The Fourier Transform
A Fourier series describes a periodic function with a discrete set of frequencies
n\pi/L. But what about a one-off pulse that never repeats? Let the
period grow — push L \to \infty — and the spacing between allowed
frequencies shrinks to zero. The sum over discrete n melts
into an integral over a continuous frequency k. That limit is
the Fourier transform.
\hat{f}(k) = \int_{-\infty}^{\infty} f(x)\, e^{-ikx}\,dx, \qquad f(x) = \frac{1}{2\pi}\int_{-\infty}^{\infty} \hat{f}(k)\, e^{ikx}\,dk.

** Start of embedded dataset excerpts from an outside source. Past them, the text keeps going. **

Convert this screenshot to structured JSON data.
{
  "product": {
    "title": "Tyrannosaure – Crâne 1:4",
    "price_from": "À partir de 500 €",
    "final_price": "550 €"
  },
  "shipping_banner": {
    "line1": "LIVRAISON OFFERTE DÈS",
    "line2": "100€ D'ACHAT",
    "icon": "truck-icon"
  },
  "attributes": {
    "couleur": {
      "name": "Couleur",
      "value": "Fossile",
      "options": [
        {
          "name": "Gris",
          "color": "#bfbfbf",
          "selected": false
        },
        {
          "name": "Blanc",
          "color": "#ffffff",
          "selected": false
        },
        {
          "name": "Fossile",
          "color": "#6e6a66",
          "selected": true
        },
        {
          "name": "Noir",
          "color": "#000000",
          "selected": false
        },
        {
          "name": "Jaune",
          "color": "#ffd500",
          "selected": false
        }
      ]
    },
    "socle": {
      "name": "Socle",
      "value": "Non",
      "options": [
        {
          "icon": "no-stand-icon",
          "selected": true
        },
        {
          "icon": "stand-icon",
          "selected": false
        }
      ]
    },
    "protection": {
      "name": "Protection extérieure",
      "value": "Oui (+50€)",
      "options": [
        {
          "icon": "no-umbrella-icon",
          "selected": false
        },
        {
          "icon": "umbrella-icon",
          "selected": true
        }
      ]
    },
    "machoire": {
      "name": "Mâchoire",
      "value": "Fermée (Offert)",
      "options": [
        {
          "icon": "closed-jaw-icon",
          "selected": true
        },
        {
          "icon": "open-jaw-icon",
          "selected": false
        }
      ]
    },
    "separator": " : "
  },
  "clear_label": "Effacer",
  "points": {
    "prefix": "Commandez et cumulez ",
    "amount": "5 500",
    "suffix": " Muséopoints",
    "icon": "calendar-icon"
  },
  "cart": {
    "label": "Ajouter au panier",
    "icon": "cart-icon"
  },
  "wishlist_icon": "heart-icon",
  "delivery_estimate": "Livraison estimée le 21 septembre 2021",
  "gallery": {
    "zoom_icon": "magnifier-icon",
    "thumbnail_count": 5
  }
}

The first integral analyses f into its frequency content
\hat{f}(k); the second synthesises f back
from it. The discrete coefficients c_n have become a continuous
spectrum.
The hallmark: narrow in, wide out
The Fourier transform trades localisation between the two domains. A sharply concentrated pulse
needs many frequencies to build, so its transform is spread out; a broad, gentle pulse needs
only a few low frequencies, so its transform is narrow. This reciprocity — the foundation of the
Heisenberg uncertainty principle — is cleanest for the Gaussian, which is its
own transform shape:
f(x) = e^{-a x^2} \;\Longrightarrow\; \hat{f}(k) = \sqrt{\tfrac{\pi}{a}}\; e^{-k^2 / (4a)}.
A wide bump in x (small a) becomes a narrow
bump in k, and vice versa.
Two Gaussians, reciprocal widths
The pulse is on the left, its transform on the right. Slide the width parameter
a: as the pulse narrows, its transform broadens —
the two widths move in opposite directions. You can never make both narrow at once.